The Economist sizes up our neighbor


Katy says: I have always been curious about Trinidad and Tobago, our neighbor to the northeast. I have never been there but would would love to visit because, aside from being a beautiful place, my grandmother on my mother’s side was born there.

The Economist has an interesting article this week (“A Caribbean tiger”) on Trinidad and Tobago’s current economic boom. It starts off saying,

“IF YOU fly into Port of Spain at night over the Gulf of Paria, you see the island of Trinidad ablaze with lights from roads, suburbs, shopping malls, building sites and a necklace of chemical and steel plants. The facing Venezuelan coast is dark. Since the late 1980s successive governments of Trinidad and Tobago have welcomed private investors willing to develop the country’s offshore natural gas. That reverses the statist policies of Eric Williams, a Marxist historian who led the country to independence from Britain in 1962. It is also a contrast with today’s Venezuela, where Hugo Chávez has been less keen on foreign investment.

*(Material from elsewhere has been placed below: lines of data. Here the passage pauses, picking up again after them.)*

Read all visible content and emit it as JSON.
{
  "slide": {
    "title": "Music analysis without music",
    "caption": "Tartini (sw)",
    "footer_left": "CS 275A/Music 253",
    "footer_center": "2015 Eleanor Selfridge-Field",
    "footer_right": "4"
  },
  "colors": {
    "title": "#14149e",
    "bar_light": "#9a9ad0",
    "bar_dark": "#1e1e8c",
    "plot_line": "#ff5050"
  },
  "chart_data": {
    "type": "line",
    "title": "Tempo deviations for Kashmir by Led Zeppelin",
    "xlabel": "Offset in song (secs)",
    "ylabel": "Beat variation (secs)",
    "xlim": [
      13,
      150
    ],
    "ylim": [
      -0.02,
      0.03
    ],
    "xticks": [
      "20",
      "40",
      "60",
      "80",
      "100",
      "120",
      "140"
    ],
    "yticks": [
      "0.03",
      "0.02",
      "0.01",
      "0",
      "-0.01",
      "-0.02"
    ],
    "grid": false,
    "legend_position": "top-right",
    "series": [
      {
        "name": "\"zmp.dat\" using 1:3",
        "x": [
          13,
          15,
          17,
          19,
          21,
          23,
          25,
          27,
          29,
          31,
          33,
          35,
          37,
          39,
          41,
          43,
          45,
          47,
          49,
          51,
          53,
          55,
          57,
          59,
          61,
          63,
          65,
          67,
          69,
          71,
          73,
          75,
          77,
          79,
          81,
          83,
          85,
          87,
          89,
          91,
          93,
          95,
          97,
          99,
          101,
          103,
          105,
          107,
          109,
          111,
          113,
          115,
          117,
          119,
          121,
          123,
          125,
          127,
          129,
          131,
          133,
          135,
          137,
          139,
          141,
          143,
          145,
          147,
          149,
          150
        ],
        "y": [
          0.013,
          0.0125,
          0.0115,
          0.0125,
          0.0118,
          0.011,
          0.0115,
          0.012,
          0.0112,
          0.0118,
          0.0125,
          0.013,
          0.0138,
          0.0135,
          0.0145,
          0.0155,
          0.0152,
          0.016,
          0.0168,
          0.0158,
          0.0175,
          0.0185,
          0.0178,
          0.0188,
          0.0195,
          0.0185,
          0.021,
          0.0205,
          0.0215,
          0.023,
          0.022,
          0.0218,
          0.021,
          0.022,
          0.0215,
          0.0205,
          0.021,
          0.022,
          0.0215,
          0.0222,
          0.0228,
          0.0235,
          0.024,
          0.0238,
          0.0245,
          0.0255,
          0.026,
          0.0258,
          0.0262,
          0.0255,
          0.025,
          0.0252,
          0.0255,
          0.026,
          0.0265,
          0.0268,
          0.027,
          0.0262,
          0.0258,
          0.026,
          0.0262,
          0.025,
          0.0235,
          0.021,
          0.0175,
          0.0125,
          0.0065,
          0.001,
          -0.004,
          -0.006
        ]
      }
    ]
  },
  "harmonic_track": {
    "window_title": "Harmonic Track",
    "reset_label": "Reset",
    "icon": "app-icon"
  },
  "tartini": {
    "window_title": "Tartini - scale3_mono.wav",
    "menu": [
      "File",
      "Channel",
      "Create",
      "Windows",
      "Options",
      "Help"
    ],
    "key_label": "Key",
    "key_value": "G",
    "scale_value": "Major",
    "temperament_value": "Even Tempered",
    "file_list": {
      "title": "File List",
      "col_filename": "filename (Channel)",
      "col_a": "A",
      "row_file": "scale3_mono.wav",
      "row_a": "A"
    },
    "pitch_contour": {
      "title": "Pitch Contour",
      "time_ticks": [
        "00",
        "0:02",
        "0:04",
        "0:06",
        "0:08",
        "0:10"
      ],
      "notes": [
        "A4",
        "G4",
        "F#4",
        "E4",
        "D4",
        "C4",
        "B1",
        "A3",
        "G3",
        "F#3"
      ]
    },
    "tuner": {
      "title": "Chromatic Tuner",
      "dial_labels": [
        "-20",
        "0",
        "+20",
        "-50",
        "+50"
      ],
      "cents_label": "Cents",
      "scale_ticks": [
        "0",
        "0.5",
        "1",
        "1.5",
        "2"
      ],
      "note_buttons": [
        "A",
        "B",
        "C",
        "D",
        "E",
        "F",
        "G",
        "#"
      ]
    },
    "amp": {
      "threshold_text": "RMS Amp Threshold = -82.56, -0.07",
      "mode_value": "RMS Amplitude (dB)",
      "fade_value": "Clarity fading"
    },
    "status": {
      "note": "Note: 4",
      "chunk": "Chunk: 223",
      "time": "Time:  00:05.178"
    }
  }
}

Cash is pouring into Trinidad. It has become the biggest supplier of liquefied natural gas to the United States, and the world’s top exporter of methanol and ammonia. Last month Methanol Holdings, a Trinidadian-German group, agreed a loan of $1.2 billion for a new chemical complex. Essar, from India, wants to spend a similar amount on a steel mill. Alcoa and Alutrint, a Trinidad-Venezuelan joint-venture, each plan new aluminium smelters.”

Interesting read. Although bullish on T&T, I see many of the same ills there as in 1970s Venezuela. It reminded me of an article by National Geographic from the 70s called “Venezuela’s Crisis of Wealth”. Hopefully the Trinidadians (or is it TNTers?) will avoid our mistakes of the past.